The Independent Optometry Group (IOG) invests considerable time in systems development. We are in a unique position to assist with the pain points listed above, with our sole aim being that of adding value to our members' practices through efficiency and productivity. This allows them to be the strongest independent practice they can be, with some powerful streamlined support.


Creating efficiencies is only one aspect, though - ultimately, the impetus for businesses employing online tools is to increase profits. An online platform can provide an easy, comfortable way to increase revenue, or maintain it, especially in a year like 2020, which was difficult for face-to-face time with patients, but it can also create new ways of generating revenue through different pricing models and play a key role in customer retention, which is critical to long-term practice sustainability. Ultimately, both points can reduce your risk profile as a practice, securing revenue amid disruption in the short and longer term.


IOG recently launched its Xpress Online service allowing practices to easily operate in this space. It’s early in its rollout but the ability to offer contact lenses to patients in this way is proving useful. What is more fruitful, though, is a functionality that is hard to replicate offline. Critically, it is the practice’s own online store and it controls all pricing and the products that it wishes to sell; the IOG simply provides the SaaS (Software as a Service) platform.

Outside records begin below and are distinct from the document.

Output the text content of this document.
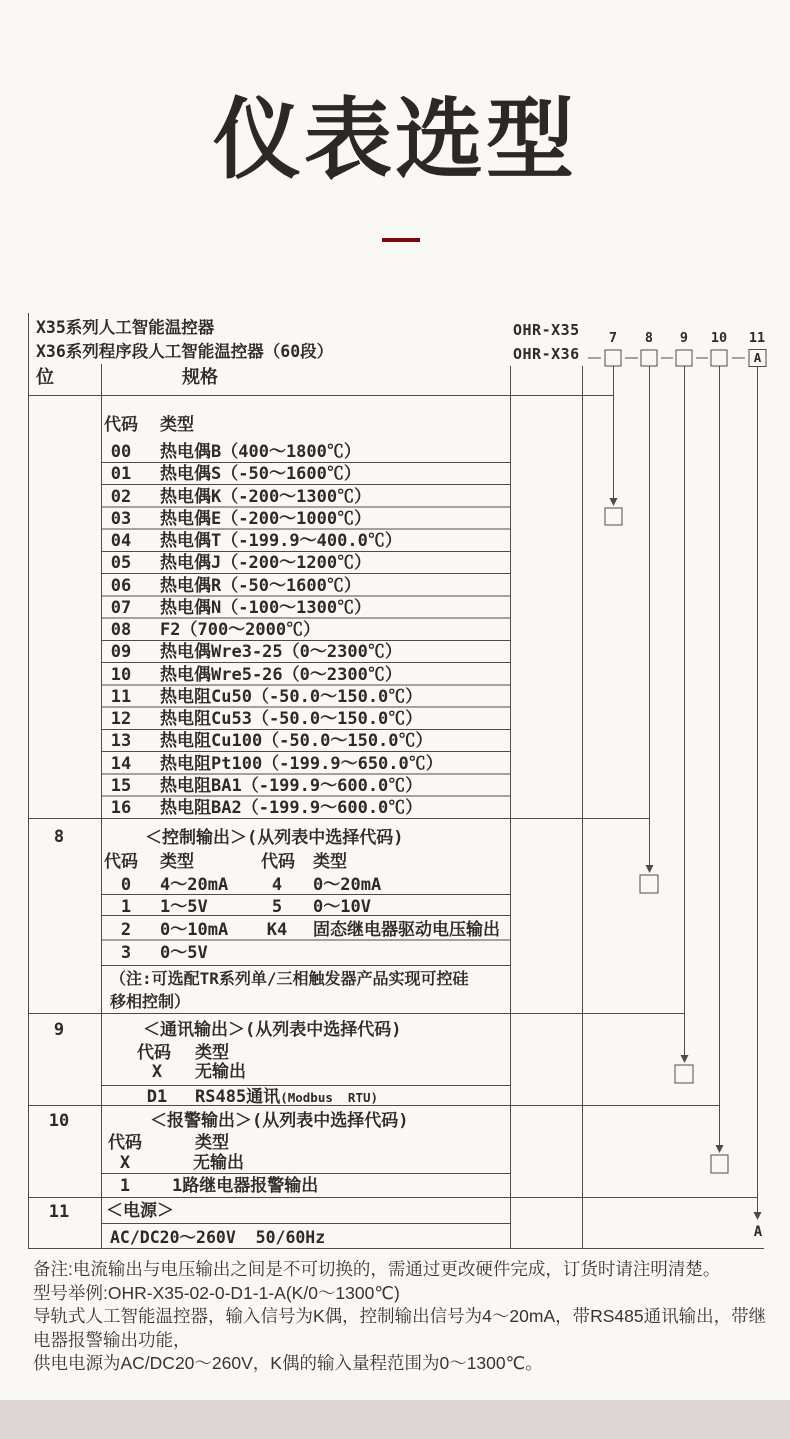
仪表选型
X35系列人工智能温控器
X36系列程序段人工智能温控器（60段）
OHR-X35
OHR-X36
7	8	9	10 11
A
A
位	规格
代码 类型
00	热电偶B（400～1800℃）
01	热电偶S（-50～1600℃）
02	热电偶K（-200～1300℃）
03	热电偶E（-200～1000℃）
04	热电偶T（-199.9～400.0℃）
05	热电偶J（-200～1200℃）
06	热电偶R（-50～1600℃）
07	热电偶N（-100～1300℃）
08	F2（700～2000℃）
09	热电偶Wre3-25（0～2300℃）
10	热电偶Wre5-26（0～2300℃）
11	热电阻Cu50（-50.0～150.0℃）
12	热电阻Cu53（-50.0～150.0℃）
13	热电阻Cu100（-50.0～150.0℃）
14	热电阻Pt100（-199.9～650.0℃）
15	热电阻BA1（-199.9～600.0℃）
16	热电阻BA2（-199.9～600.0℃）
8	＜控制输出＞(从列表中选择代码)
代码 类型	代码 类型
0	4～20mA	4	0～20mA
1	1～5V	5	0～10V
2	0～10mA	K4	固态继电器驱动电压输出
3	0～5V
（注:可选配TR系列单/三相触发器产品实现可控硅
移相控制）
9	＜通讯输出＞(从列表中选择代码)
代码 类型
X	无输出
D1	RS485通讯(Modbus  RTU)
10	＜报警输出＞(从列表中选择代码)
代码	类型
X	无输出
1	1路继电器报警输出
11	＜电源＞
AC/DC20～260V  50/60Hz
备注:电流输出与电压输出之间是不可切换的，需通过更改硬件完成，订货时请注明清楚。
型号举例:OHR-X35-02-0-D1-1-A(K/0～1300℃)
导轨式人工智能温控器，输入信号为K偶，控制输出信号为4～20mA，带RS485通讯输出，带继
电器报警输出功能，
供电电源为AC/DC20～260V，K偶的输入量程范围为0～1300℃。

A subscription service that gives patients the option to pay for their goods more conveniently over a 12-month period instead of all-in-one-go is also a powerful proposition, as more payment options for the consumer are more likely to result in a decision to purchase.

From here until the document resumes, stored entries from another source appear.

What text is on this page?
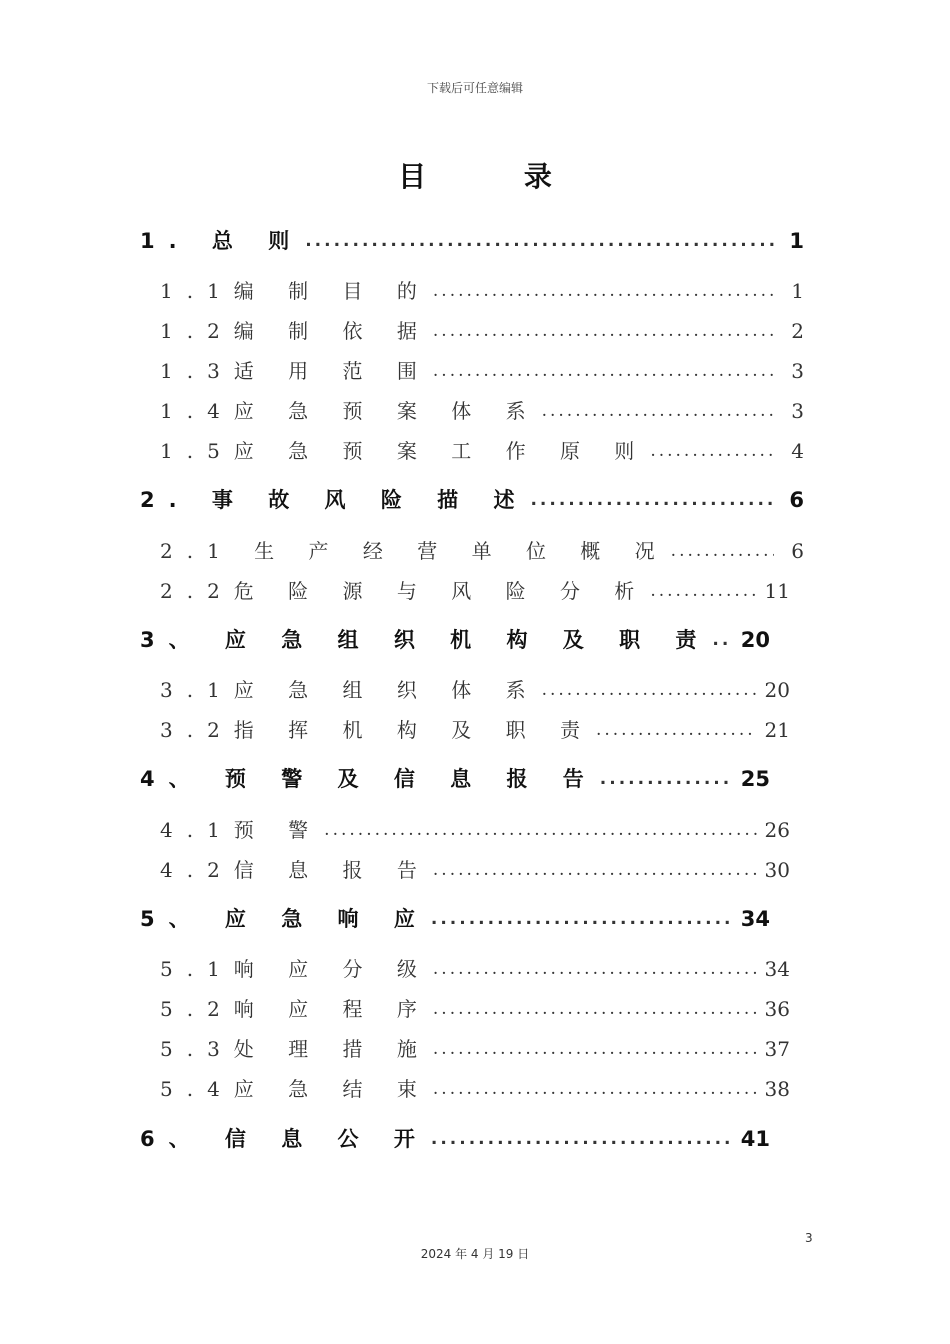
下载后可任意编辑
目 录
1. 总 则 .....	1
1.1编 制 目 的 .....	1
1.2编 制 依 据 .....	2
1.3适 用 范 围 .....	3
1.4应 急 预 案 体 系 .....	3
1.5应 急 预 案 工 作 原 则 .....	4
2. 事 故 风 险 描 述 .....	6
2.1 生 产 经 营 单 位 概 况 .....	6
2.2危 险 源 与 风 险 分 析 .....	11
3、 应 急 组 织 机 构 及 职 责 ..... 20
3.1应 急 组 织 体 系 .....	20
3.2指 挥 机 构 及 职 责 .....	21
4、 预 警 及 信 息 报 告 .....	25
4.1预 警 .....	26
4.2信 息 报 告 .....	30
5、 应 急 响 应 .....	34
5.1响 应 分 级 .....	34
5.2响 应 程 序 .....	36
5.3处 理 措 施 .....	37
5.4应 急 结 束 .....	38
6、 信 息 公 开 .....	41
3
2024 年 4 月 19 日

In short, there are plenty of systems out there, including some IOG is developing, that allow independent optometry practices to better compete, using tools and systems similar to those created within the corporate sector, which support growth in line with the trends that match and reflect current consumer behaviour.


Staying the same is no longer an option! Not moving forward with online platforms and services effectively means you are moving backwards as a business; with the current rapid rate of change, this could lead to being out of touch very quickly.


That said, there’s no need to make giant leaps and bounds overnight but opening a dialogue within your practice about these ideas is important. I would urge you to get a feel for how your younger team members purchase in other industries to explore the crossover.


The opportunities are most certainly there – all it takes is a little proactivity to get things moving in the online direction.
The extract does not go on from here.